Dans ce monde dominé par le fric, ce monde qui nous incite à triompher par tous les moyens, même déloyaux ou malhonnêtes, il faut être fort pour résister, pour rester droit, honnête, gentil. Les Dalton feraient presque figures d’anges aujourd’hui, ils font sourire, on les aime bien dans le fond tant ils sont bêtes et méchants ; être bête semble maintenant être une circonstance atténuante, comme l’est l’alcoolisme à la Réunion.
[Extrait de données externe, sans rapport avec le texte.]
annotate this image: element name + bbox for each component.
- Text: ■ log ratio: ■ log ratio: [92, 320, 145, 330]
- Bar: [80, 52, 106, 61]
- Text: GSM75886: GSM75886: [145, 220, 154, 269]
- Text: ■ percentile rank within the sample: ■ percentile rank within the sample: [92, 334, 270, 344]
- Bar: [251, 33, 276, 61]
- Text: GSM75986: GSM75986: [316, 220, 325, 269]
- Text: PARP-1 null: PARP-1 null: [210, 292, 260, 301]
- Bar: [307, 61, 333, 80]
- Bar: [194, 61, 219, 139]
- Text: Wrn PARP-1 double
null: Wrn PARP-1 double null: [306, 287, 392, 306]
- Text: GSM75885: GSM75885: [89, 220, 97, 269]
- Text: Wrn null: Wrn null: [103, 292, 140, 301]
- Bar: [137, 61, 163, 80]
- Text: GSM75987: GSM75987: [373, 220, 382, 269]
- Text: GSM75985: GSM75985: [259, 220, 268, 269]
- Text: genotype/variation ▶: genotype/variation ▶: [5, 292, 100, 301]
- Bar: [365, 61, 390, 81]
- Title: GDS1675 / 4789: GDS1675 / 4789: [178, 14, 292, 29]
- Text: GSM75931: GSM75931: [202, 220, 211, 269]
Selon une idée reçue fort répandue, l’intelligence ne saurait se passer d’une dose de méchanceté (Jo, le plus petit, l’ainé des Dalton est le plus méchant et le plus intelligent de la fratrie ; au royaume des aveugles, les borgnes sont rois.) Alors trop bon, trop con ? Est-ce dire qu’être gentil, c’est être bête ? Dire de quelqu’un «il est gentil» sous-entend souvent qu’il est un peu simple d’esprit.
En étant gentil, je prends le risque de passer pour un benêt et de me «faire avoir». Oser la gentillesse est un sacré pari qui relève du courage, de l’héroïsme, surtout quand on a pris conscience du cynisme et de l’immoralité ambiants. Pourtant être gentil, ce n’est pas forcément être faible et se sacrifier pour les autres. Etre gentil, ça commence tout simplement par cesser de croire que l’autre nous agresse, c’est arrêter de se méfier de tout et de tous. Il ne faut pas sombrer dans l’angélisme «tout le monde il est beau, tout le monde il est gentil», ce serait de la bêtise mais nous ne devons pas oublier que notre bien-être dépend de la qualité des relations que nous établissons avec les autres.
L’immense majorité des échanges se fait dans une sorte de neutralité, empreinte il est vrai de méfiance, surtout au début. Il faut éviter le mépris, l’agressivité, ce n’est pas toujours facile, modérons-nous et méfions-nous de nous surtout. La culpabilité nous rongera quand nous aurons pris conscience du mal causé à autrui en ayant été trop soupçonneux, trop envahissant, trop « con-seilleur », méprisant ou même parfois médisant. Se sentir coupable, c’est du stress en plus, de l’angoisse et un sentiment d’isolement qui souvent grandit au lieu de disparaître.
Même si les cyniques, les désabusés, les «moucateurs» (moqueurs, persifleurs en créole de la Réunion) nous plaisent bien, ils nous effraient aussi. Tous ces méchants ne sont souvent que des jaloux, des insatisfaits, qui tentent d’échapper à leur mal-être en se vengeant sur leurs semblables (nous nous reconnaissons un peu, finalement, non ? Par moments au moins, non vraiment ? Etes-vous sincère ?).
Dans les années soixante (quelles années, ces années-là, ça bougeait de partout), aux USA, des hippies ont mis des fleurs dans les canons ; le courant « peace and love » a inspiré le Japon : après de violentes altercations entre policiers et étudiants, le président de l’université de Tokyo a suggéré que chacun fasse preuve de gentillesse pour que la bonté inonde le campus, puis la ville et le pays.
Rendre le monde plus gentil, quelle belle ambition même si la tâche semble rude. Des «free hugs», des journées de l’amitié, de la gentillesse, après tout pourquoi pas ? Il y a déjà des tas de journée dont celle de la femme.
Une journée sans tabac le 31 mai de chaque année. Une journée sans fumer, sans empester, pourquoi pas une journée sans pester ? L’environnement serait meilleur, non ? Des gens souriants, tolérants, enfin. Je vous le redis, je suis une optimiste qui s’ignorait.